Grounded in Father and Son
By K. Schipper
VENTURA, Calif. –Scarlett’s Landscape Inc. always had a hardscape component to it – dating back decades ago when Tom Scarlett ran an ad in the local shopper looking for any type of extra landscape work to help support his young family.
However, as the company grew – and its reputation along with it – clients began trusting Scarlett with all aspects of their landscape jobs, from sod to concrete and from irrigation to electrical.
By the time Scarlett was able to retire from his first job – in pipeline construction – what was then Scarlett’s Landscaping had become a going concern well able to carry its founder into his later years.
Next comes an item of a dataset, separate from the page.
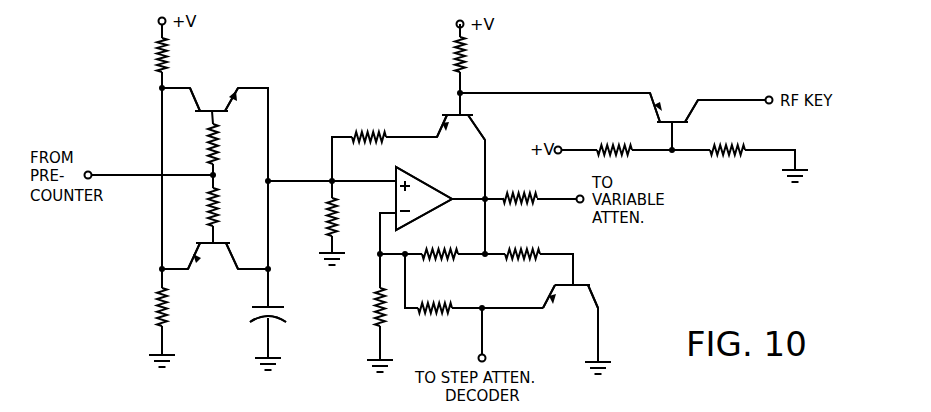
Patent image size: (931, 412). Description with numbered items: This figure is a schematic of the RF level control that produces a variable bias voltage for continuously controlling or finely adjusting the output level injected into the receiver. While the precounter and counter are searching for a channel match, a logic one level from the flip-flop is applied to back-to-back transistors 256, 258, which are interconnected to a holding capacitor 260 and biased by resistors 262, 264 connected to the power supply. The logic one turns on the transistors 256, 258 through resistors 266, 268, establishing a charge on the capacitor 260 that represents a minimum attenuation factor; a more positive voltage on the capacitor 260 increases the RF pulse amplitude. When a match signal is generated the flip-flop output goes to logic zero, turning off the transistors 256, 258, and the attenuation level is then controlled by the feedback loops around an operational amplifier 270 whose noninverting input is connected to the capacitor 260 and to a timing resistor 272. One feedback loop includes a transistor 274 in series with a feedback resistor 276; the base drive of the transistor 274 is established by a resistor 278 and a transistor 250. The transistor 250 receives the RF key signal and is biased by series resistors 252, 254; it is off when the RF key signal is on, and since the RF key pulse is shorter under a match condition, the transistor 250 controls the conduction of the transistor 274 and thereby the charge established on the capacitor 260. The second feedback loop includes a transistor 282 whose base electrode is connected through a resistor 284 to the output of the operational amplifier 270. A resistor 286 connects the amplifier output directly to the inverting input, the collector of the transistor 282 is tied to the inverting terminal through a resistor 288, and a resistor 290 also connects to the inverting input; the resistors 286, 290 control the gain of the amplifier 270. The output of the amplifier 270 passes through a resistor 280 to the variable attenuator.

Then, what he describes as “a dream come true” happened. His son Jeremy, who had grown up working Saturdays and vacations with his dad, opted to return to the business. Today the company is a family-owned corporation with a full-time in-house landscape architect, a need for more space and a project list that will carry Scarlett’s Landscape well into 2013…and beyond.
Making Ends Meet
There’s plenty of landscaping in both men’s backgrounds. Tom Scarlett worked on landscape crews during the summers while still a college student, and his son claims industry lineage on his maternal side.
“My grandpa on my mom’s side had a horticulture degree and ended up working at UCLA (University of California, Los Angeles),” says Jeremy Scarlett. “He worked at UCLA for 33 years and retired as superintendent of the grounds. And, his father had a yard maintenance route in Beverly Hills back when they had push mowers.”
It was only natural that when Tom Scarlett wanted to pick up a little extra money to supplement his income in the early 1980s, he would turn to landscaping.
“When it rained, obviously, I wouldn’t get paid, so I put an ad in the local shopper saying I’d do clean-ups and things like that,” says Tom Scarlett. “My wife stayed home and it was a little side job to make ends meet.”
At that time, the business was a Saturdays-only operation, but successful enough that Scarlett would often need to hire additional help. As Jeremy grew older, his father says he developed into more than just another good worker.
“He really became my best worker,” Tom Scarlett says. “When he was in high school, I could send him to a job, and he would bid it and do it. He really grew into the business.”
And, Tom Scarlett continued to grow the business. When his regular employer offered him the chance to go to a four-day workweek (“a godsend,” he says), he researched it and bought a lawn maintenance route, which he did on Mondays.